Il Priorato Cluniacense dei Santi Pietro e Paolo e i suoi rari affreschi, a Castelletto Cervo (Biella)

Di Ezio Marinoni

Castelletto Cervo è in provincia di Biella: un minuscolo paese che si allunga ai lati della strada, in mezzo al verde della campagna, a poca distanza dalle vaste distese irrigue delle risaie.

Da Torino si percorre l’autostrada A4 fino a Balocco, poi si prosegue per statale.

Sono arrivato qui grazie a poche righe lette su internet, con la candidatura a luogo del cuore del FAI.

Dopo un lungo abbandono, culminato con il trasferimento dell’ultimo parroco, campagne di ricerca e scavi hanno messo in luce ritrovamenti di epoca romana, oggi custoditi al Museo del Territorio di Biella e al Museo Leone di Vercelli.

Alcuni pezzi pregiati sono stati trafugati. Una acquasantiera, scomparsa nel 1981, riutilizzo di una fontana di casa patrizia, risalente al IX-X secolo, firmata “Alberto scultore”. Inoltre, ignoti hanno staccato dall’esterno dell’edificio un sole con due delfini, che raffigurava il dio Apollo, proveniente da un tempietto pagano.
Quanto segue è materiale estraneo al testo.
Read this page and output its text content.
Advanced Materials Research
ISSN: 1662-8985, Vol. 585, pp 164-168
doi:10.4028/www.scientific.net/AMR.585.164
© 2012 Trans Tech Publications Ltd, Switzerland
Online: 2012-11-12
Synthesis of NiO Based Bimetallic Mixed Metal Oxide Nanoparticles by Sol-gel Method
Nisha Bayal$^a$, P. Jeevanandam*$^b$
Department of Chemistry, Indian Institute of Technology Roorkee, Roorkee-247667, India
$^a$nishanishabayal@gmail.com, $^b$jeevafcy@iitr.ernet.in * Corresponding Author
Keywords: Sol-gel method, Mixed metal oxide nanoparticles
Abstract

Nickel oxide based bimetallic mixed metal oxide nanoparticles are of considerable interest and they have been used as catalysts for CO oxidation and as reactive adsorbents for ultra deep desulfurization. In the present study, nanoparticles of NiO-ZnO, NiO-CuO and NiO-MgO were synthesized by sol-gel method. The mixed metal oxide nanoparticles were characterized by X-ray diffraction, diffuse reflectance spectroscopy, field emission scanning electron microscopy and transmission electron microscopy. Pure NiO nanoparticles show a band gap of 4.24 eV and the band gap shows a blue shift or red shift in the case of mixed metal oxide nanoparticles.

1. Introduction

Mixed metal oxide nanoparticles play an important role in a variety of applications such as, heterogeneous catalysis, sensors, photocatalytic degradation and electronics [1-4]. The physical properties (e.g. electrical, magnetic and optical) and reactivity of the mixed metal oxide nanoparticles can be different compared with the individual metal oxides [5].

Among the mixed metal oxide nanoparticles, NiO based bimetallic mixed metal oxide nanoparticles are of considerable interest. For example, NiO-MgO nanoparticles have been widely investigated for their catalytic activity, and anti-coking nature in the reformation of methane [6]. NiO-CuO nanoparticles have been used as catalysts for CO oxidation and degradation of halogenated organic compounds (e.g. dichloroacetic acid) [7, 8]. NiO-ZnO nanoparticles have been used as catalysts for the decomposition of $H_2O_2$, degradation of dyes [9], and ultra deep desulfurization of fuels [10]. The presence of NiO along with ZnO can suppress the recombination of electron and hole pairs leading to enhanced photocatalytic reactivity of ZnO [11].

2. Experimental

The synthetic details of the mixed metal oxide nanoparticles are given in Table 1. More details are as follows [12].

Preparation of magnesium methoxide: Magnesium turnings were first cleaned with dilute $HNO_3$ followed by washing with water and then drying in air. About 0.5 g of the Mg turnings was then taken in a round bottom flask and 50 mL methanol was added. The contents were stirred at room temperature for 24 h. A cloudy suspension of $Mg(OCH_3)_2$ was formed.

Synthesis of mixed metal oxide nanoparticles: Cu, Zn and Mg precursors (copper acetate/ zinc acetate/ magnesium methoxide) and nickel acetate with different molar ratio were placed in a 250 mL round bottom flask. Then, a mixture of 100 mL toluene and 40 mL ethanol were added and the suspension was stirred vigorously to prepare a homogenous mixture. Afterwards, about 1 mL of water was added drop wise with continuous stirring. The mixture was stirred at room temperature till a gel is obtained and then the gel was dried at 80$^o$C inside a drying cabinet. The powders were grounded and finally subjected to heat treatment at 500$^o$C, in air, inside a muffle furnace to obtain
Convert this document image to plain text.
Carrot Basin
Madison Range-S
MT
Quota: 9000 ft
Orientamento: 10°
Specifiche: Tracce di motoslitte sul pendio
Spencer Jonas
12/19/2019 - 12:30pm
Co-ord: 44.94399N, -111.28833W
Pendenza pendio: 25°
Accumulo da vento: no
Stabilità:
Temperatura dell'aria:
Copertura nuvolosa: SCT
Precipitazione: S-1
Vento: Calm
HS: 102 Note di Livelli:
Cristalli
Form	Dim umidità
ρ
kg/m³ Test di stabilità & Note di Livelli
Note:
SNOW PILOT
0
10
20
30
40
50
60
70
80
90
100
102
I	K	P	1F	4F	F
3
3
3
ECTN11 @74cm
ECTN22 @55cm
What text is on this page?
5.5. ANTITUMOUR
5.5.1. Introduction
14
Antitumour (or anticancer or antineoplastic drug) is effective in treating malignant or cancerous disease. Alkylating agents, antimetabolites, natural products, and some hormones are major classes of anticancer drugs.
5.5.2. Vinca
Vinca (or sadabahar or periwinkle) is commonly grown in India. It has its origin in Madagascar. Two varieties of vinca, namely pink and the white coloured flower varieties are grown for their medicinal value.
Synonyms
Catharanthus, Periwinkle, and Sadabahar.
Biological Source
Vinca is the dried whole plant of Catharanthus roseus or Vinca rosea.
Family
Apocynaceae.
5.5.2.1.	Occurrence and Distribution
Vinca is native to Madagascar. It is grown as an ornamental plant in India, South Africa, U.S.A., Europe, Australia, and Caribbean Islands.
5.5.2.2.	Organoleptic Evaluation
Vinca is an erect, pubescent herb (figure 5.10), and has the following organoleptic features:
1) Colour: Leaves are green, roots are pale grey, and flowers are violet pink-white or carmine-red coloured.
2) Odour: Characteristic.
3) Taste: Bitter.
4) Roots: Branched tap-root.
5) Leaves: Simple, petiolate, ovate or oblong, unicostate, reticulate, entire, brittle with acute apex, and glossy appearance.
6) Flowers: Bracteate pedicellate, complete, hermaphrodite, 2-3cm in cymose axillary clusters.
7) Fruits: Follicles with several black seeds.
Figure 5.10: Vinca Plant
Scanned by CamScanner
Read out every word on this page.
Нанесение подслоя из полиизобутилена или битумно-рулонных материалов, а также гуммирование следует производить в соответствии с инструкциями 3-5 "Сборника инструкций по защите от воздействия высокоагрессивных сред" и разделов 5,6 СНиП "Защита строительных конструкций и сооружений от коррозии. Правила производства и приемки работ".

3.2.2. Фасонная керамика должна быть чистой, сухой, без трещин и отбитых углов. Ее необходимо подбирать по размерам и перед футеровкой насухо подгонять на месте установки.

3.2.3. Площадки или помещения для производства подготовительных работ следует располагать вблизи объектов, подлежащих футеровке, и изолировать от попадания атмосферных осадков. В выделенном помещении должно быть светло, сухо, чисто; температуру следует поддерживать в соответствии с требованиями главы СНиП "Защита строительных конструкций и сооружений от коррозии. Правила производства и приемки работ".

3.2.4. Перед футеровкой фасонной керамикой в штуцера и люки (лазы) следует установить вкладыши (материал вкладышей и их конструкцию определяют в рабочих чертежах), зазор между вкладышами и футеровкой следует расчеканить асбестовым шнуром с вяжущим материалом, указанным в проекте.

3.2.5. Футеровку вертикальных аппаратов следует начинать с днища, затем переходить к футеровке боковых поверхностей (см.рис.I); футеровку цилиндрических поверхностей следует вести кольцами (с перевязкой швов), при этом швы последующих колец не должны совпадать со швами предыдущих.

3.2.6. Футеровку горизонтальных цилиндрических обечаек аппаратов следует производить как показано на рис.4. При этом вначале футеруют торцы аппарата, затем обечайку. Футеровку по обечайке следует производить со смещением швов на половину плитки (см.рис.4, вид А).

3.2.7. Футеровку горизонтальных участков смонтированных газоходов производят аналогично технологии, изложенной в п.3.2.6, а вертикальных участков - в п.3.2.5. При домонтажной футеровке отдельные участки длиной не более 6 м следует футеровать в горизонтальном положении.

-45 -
Durante gli scavi è tornato alla luce anche il chiostro: una parte era diventata la casa parrocchiale, in angolo era situata la residenza del Priore. Nel suo sottosuolo si è recuperato lo sperone di un cavaliere in una tomba.

Che cos’era un Priorato Cluniacense? Occorre fare un passo indietro di quasi mille anni.

Castelletto viene citata per la prima volta nel 1083, in un atto di donazione stilato dal Conte Guido di Pombia, a favore dell’Abbazia di Cluny.

Nel 1095 appare la prima menzione del Priorato di Castelletto, in una lettera inviata all’Abate di Cluny e sottoscritta da Oberto, Conte del Canavese, e da Ardizzone, Signore di Castelletto.

Da cosa trarrà la sua forza e indipendenza il cosiddetto “sistema di Cluny”?

La prima Abbazia, poi distrutta durante la rivoluzione francese (quale simbolo della religione e del potere ecclesiastico), viene fondata in questo paese della Borgogna nel 909 (o 910) da Guglielmo I il Pio, Duca di Aquitania e Conte di Alvernia, con una donazione all’Abate Bernone. Il Duca rinuncia a qualunque diritto sulla nascente Abbazia e la colloca sotto la diretta autorità del Papa, esautorando il livello locale e la giurisdizione dei Vescovi-Conti. In ossequio al Santo Padre la chiesa è intitolata ai Santi Pietro e Paolo.

I monaci di Cluny seguono la Regola Benedettina, ma introducono alcune varianti: 1) la struttura organizzativa è a diretto contatto con il Papa; 2) la liturgia e lo studio sono le loro attività principali, prima del lavoro; 3) il responsabile è investito del titolo di Priore (l’Abate dell’Ordine Cluniacense risiedeva a Cluny e governava la sua vasta rete di monasteri).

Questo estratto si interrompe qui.